Hay ideologías que, de tan infecciosas, acaban resultándonos
familiares. Se transmiten por proximidad y casi sin esfuerzo; dejándose vencer,
pues, por la desidia o la inercia que parecen venir de serie en el código
cifrado del arsenal biológico, en la lista vacía de la inteligencia, en el
arcén endogámico donde se congelan las pulsaciones y se arremolina la niebla.
Con todo, no hace falta pensar mucho para edificar un cobertizo sostenible alrededor
nuestro y recrearnos, así, en los espejos deformes de la miopía o el narcisismo.
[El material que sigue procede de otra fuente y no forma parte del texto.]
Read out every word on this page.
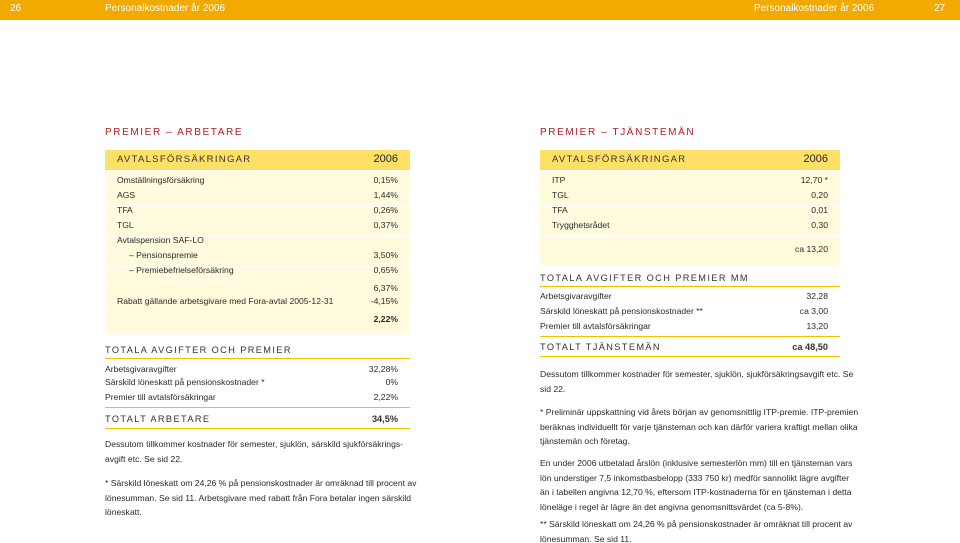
26	Personalkostnader år 2006	Personalkostnader år 2006	27
PREMIER – ARBETARE
AVTALSFÖRSÄKRINGAR	2006
Omställningsförsäkring	0,15%
AGS	1,44%
TFA	0,26%
TGL	0,37%
Avtalspension SAF-LO
– Pensionspremie	3,50%
– Premiebefrielseförsäkring	0,65%
6,37%
Rabatt gällande arbetsgivare med Fora-avtal 2005-12-31	-4,15%
2,22%
TOTALA AVGIFTER OCH PREMIER
Arbetsgivaravgifter	32,28%
Särskild löneskatt på pensionskostnader *	0%
Premier till avtalsförsäkringar	2,22%
TOTALT ARBETARE	34,5%
Dessutom tillkommer kostnader för semester, sjuklön, särskild sjukförsäkringsavgift etc. Se sid 22.
* Särskild löneskatt om 24,26 % på pensionskostnader är omräknad till procent av lönesumman. Se sid 11. Arbetsgivare med rabatt från Fora betalar ingen särskild löneskatt.
PREMIER – TJÄNSTEMÄN
AVTALSFÖRSÄKRINGAR	2006
ITP	12,70 *
TGL	0,20
TFA	0,01
Trygghetsrådet	0,30
ca 13,20
TOTALA AVGIFTER OCH PREMIER MM
Arbetsgivaravgifter	32,28
Särskild löneskatt på pensionskostnader **	ca 3,00
Premier till avtalsförsäkringar	13,20
TOTALT TJÄNSTEMÄN	ca 48,50
Dessutom tillkommer kostnader för semester, sjuklön, sjukförsäkringsavgift etc. Se sid 22.
* Preliminär uppskattning vid årets början av genomsnittlig ITP-premie. ITP-premien beräknas individuellt för varje tjänsteman och kan därför variera kraftigt mellan olika tjänstemän och företag.
En under 2006 utbetalad årslön (inklusive semesterlön mm) till en tjänsteman vars lön understiger 7,5 inkomstbasbelopp (333 750 kr) medför sannolikt lägre avgifter än i tabellen angivna 12,70 %, eftersom ITP-kostnaderna för en tjänsteman i detta löneläge i regel är lägre än det angivna genomsnittsvärdet (ca 5-8%).
** Särskild löneskatt om 24,26 % på pensionskostnader är omräknat till procent av lönesumman. Se sid 11.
Llevamos desde siempre padeciendo la lacra del nacionalismo
y su camaleónica ceguera, adaptada a la realidad cultural de cada instante. Es
como si lo nuestro (convertido en bagaje
y unidad de destino) viajara a través del tiempo sirviéndonos, a la vez, de
medio de transporte y bandera; de blasón en llamas con el que identificar
nuestra pureza frente al infierno contaminado de los otros. Ah, los otros.
Así las cosas, uno observa el paisaje y advierte el
nacionalismo nuclear del PSM de Barceló
con cierto hastío. Son pocos o muy pocos, pero su insignificancia se convierte
en otra cosa al observar el rastro de su infección. Están en esa cola de infectos
el PSIB de Armengol y también el PI
de no recuerdo ahora quién. Les atienden, tan solícitas como ubicuas, las
huestes de la OCB. Les apoyan las cúpulas piramidales e ilustradas de la UIB.
Les jalean los coros y danzas de la Assamblea de Docents y su ruidosa marcha
verde. Con este panorama no sé si reír o llorar y seguir escribiendo.